Its wide variety of dosage forms cover nearly all the major therapeutic classes. In fact, Mr Muktadir dubs his firm a 360º pharma company, as it manufactures “human and animal vaccines, animal products, generic medicine, branded generics and API for all similar products and pharmaceutical generics.” He adds, “Once we have all Western approvals, we should be a global leader in healthcare and that should not take much longer.”

Only six years after starting export operations, Incepta already markets its products in more than 40 countries, thanks to its Good Manufacturing Practice (GMP) certifications from the EU and the UK MHRA, among various others, and has forged marketing partnerships with British generics firms such as Intrapharm Laboratories and Blackrock Pharmaceuticals.
 
Furthermore, as of 2010, Incepta is a global supplier to UNICEF, UNESCO, UNDP, UNRWA and UNFPA. Whilst Incepta’s products see to people’s health around the world, its corporate social responsibility (CSR) sees to the wellbeing of people at home. The company provides its employees with life insurance and a 5 per cent share of the company’s profits.

Once the company is “very successful”, says Mr Muktadir, it will “plough back everything into society. We’ll plough back money into science and generating knowledge. We’re going to educate people so that they become the best assets of the country.”

Incepta provides employment for a better future

31 year-old Russell has worked for the past eight years in Incepta operating highly technological machinery.

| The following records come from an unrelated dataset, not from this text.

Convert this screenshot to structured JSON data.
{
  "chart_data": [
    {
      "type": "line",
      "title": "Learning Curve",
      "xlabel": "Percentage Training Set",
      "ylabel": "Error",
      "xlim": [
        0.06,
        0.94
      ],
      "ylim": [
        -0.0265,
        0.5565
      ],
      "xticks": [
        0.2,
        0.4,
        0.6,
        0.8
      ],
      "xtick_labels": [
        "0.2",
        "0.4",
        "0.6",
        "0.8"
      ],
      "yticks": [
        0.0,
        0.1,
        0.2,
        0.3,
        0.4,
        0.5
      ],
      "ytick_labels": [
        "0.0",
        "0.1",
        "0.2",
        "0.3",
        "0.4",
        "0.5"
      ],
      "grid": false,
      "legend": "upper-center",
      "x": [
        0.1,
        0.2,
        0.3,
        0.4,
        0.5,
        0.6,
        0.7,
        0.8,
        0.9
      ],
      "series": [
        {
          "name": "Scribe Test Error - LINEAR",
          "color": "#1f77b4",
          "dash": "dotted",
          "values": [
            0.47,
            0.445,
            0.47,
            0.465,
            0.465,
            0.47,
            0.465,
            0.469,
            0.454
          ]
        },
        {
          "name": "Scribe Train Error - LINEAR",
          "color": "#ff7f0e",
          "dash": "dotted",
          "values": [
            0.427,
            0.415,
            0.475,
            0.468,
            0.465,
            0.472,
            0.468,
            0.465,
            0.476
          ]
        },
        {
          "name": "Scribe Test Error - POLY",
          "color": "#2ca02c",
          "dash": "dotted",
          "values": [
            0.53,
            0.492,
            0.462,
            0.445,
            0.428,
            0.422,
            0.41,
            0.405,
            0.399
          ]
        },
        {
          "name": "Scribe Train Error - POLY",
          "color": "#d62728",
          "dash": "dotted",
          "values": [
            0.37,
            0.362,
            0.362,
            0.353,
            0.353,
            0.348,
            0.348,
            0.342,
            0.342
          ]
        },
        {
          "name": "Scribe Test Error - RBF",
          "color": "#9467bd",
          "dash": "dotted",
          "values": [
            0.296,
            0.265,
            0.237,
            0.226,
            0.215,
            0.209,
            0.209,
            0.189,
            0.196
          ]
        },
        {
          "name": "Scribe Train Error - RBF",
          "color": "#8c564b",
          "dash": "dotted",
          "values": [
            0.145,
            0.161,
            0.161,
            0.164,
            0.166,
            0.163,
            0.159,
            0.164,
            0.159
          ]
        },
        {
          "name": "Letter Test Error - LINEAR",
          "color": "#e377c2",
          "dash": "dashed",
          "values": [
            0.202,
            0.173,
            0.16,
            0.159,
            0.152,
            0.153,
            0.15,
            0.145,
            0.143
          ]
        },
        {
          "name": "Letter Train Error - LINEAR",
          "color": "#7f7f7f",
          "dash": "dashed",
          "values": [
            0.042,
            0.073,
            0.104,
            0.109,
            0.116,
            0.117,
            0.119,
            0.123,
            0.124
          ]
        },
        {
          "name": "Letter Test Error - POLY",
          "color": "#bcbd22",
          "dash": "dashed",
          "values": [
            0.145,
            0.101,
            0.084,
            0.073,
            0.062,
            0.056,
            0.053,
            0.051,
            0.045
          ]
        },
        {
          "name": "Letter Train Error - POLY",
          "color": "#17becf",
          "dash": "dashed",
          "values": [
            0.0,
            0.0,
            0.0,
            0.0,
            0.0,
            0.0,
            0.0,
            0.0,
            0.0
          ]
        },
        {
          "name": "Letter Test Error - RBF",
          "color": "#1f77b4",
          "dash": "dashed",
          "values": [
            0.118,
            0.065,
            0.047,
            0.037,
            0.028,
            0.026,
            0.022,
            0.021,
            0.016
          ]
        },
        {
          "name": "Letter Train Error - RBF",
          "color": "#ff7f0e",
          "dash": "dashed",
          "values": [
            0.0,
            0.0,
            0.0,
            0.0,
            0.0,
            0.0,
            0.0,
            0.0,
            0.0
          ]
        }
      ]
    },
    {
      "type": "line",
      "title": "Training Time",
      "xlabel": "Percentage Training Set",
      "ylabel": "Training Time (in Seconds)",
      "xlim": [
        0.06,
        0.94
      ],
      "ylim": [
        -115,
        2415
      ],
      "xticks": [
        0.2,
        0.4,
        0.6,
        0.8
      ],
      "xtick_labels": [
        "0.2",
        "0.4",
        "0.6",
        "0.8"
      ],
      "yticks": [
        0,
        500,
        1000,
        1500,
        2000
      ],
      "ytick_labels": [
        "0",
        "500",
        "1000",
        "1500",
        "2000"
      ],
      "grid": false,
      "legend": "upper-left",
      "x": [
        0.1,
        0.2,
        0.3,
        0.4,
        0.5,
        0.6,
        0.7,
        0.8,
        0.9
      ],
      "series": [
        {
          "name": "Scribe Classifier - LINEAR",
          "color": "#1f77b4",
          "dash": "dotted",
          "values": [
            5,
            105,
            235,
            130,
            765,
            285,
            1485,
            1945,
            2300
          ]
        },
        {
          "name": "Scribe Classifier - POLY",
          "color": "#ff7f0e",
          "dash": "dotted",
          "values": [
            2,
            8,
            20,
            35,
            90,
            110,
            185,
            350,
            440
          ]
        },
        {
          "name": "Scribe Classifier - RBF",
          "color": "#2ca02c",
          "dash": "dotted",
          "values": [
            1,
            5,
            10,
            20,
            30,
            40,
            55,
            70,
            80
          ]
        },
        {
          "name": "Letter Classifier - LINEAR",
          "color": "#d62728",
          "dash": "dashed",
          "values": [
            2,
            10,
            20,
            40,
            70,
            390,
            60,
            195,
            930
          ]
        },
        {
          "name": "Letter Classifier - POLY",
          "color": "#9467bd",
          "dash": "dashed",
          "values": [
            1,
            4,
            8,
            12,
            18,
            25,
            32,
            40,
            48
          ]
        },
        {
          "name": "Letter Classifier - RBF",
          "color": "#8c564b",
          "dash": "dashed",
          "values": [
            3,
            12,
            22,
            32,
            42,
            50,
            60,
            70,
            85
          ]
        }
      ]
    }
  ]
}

He praises Incepta to be not only a job provider but a ‘future provider’ for his people. “Now I can provide steady income for my family; I can send my children to school for them to have a better future,” says Russell, who receives periodic training to keep up with the latest technological improvements of Incepta’s German and UK machinery. Russell describes Incepta as a well-known company in Savar since it employs many people of the surroundings.